PC PMII Jember Garap Film Dokumenter Bertajuk ‘Redup Bumi Pandalungan’, Bukti Nyata Konflik Tata Ruang di Jember Masih Belum Tuntas

Ilustrasi : Agitasi/Alfa Reza

JEMBER, AGITASI.ID – Konflik tata ruang di Kabupaten Jember, Provinsi Jawa Timur tak kunjung usai. Eksploitasi (galian C) yang terus berjalan banyak mengikis gumuk. Padahal Jember sendiri dikenal dengan kota seribu gumuk. PC PMII Jember pun launching film dokumenter bertajuk “Redup Bumi Pandalungan” (8/3).

Fakta penataan ruang yang selaras dengan fungsinya memang sampai hari ini tidak kunjung terwujud di Jember. Tumpang tindihnya fungsi ruang, banyak memakan wilayah lindung dan kawasan konservasi hutan.

Bacaan Lainnya

Dampak dari hal tersebut, salah satunya aktivitas pertambangan. Entah yang mempunyai legalitas izin maupun tidak. Memang konsen dalam isu pertambangan bukanlah suatu hal yang gampang. Apalagi, jika pemerintah kabupatennya sendiri tidak lagi memperhatikan kelestarian alam.

Tercatat sebagai testimoni di era rezim Bupati Jember, MZA Djalal. Izin pertambangan dengan nomor 541.3/038/411/2013 pada PT. Agtika Dwi Sejahtera malah disetujui diperpanjang hingga akhir bulan tahun 2023. Isi dari izin yang menunjukkan bahwa kawasan dapat dilakukan aktivitas pertambangan pasir besi seluas 469,80 Ha. Bayangkan, berapa banyak pasir yang diangkut oleh perusahaan karena kebijakan dzolim.

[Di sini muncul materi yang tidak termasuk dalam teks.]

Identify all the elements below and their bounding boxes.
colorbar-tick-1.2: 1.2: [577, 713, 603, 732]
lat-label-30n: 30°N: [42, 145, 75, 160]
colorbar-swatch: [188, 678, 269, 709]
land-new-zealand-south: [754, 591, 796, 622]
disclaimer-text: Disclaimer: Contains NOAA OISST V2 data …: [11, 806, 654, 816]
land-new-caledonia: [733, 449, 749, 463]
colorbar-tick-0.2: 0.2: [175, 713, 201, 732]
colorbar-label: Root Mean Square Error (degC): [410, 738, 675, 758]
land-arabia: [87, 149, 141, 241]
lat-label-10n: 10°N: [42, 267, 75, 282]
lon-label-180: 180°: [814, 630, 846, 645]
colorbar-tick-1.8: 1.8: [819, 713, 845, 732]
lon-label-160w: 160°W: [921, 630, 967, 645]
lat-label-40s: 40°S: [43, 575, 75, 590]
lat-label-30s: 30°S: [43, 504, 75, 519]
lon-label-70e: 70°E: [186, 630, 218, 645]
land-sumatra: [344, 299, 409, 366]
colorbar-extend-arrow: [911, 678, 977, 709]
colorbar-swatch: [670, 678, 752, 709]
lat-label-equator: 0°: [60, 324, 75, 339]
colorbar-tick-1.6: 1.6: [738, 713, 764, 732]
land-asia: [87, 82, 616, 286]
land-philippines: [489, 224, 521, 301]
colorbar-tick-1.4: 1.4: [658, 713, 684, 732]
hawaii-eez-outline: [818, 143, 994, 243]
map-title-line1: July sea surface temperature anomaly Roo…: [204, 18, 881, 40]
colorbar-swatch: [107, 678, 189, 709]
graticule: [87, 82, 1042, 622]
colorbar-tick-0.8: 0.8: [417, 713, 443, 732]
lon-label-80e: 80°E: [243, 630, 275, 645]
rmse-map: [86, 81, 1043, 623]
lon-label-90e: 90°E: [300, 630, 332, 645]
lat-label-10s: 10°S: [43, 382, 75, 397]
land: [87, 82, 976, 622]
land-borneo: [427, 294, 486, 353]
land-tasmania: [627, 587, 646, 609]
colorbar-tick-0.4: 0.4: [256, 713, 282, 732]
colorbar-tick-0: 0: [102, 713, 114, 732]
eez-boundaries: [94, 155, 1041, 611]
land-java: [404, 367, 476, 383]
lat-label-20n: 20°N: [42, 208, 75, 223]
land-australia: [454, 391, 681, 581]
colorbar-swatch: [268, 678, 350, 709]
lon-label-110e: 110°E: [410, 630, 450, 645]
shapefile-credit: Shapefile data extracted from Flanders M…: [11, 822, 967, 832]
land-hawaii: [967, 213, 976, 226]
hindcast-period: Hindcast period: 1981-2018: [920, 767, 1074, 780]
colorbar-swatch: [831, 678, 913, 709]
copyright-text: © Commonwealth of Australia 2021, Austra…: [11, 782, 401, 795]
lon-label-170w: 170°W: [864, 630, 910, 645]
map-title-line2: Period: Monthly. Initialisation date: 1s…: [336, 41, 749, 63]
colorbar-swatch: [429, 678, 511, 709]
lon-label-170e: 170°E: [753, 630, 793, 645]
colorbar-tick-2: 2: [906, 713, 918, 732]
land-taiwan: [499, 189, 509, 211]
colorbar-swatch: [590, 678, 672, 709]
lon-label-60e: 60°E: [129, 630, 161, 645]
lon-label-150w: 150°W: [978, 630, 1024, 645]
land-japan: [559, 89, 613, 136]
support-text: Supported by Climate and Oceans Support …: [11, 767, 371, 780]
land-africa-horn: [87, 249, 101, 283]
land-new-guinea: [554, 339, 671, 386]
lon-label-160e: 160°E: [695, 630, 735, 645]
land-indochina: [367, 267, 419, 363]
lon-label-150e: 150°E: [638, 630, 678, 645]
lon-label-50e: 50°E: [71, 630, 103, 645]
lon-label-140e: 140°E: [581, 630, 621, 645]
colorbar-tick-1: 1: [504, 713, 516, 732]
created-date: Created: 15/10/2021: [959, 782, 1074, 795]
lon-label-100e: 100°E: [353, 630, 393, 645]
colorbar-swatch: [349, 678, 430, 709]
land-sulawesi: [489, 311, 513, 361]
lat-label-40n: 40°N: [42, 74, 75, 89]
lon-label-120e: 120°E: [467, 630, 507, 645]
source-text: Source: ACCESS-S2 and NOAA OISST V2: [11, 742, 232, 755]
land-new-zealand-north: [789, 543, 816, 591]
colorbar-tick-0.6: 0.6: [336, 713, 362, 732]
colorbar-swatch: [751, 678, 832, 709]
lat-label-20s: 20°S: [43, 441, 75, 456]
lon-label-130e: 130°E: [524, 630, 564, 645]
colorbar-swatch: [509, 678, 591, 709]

Tambah suramnya lagi, di era rezim Bupati Hendy Siswato. Ternyata regulasi tentang gumuk masih belum ada. “Regulasinya masih belum ada dulu. Jadi, mau menindak, kami juga kesusahan,” kutipan kata orang nomer satu di Jember dari laman radarjember.jawapos.com (18/9/2023).

Lebih lanjut, kota Jember selain seribu gumuk juga disebut bumi pandalungan. Tentu sebutan ini adanya percampuran antara dua budaya dominan, yakni Jawa dan Madura. Masyarakat Jember dengan kultur hampir mayoritas bermata pencaharian petani. Ternyata banyak lahan sawahnya yang ikut terkeruk sebab aktivitas pertambangan. Melihat adanya krisis ekologi dan rusaknya alam di bumi pandalungan semakin brutal. PC PMII Jember melaunchingkan film dokumenter yang selesai digarapnya.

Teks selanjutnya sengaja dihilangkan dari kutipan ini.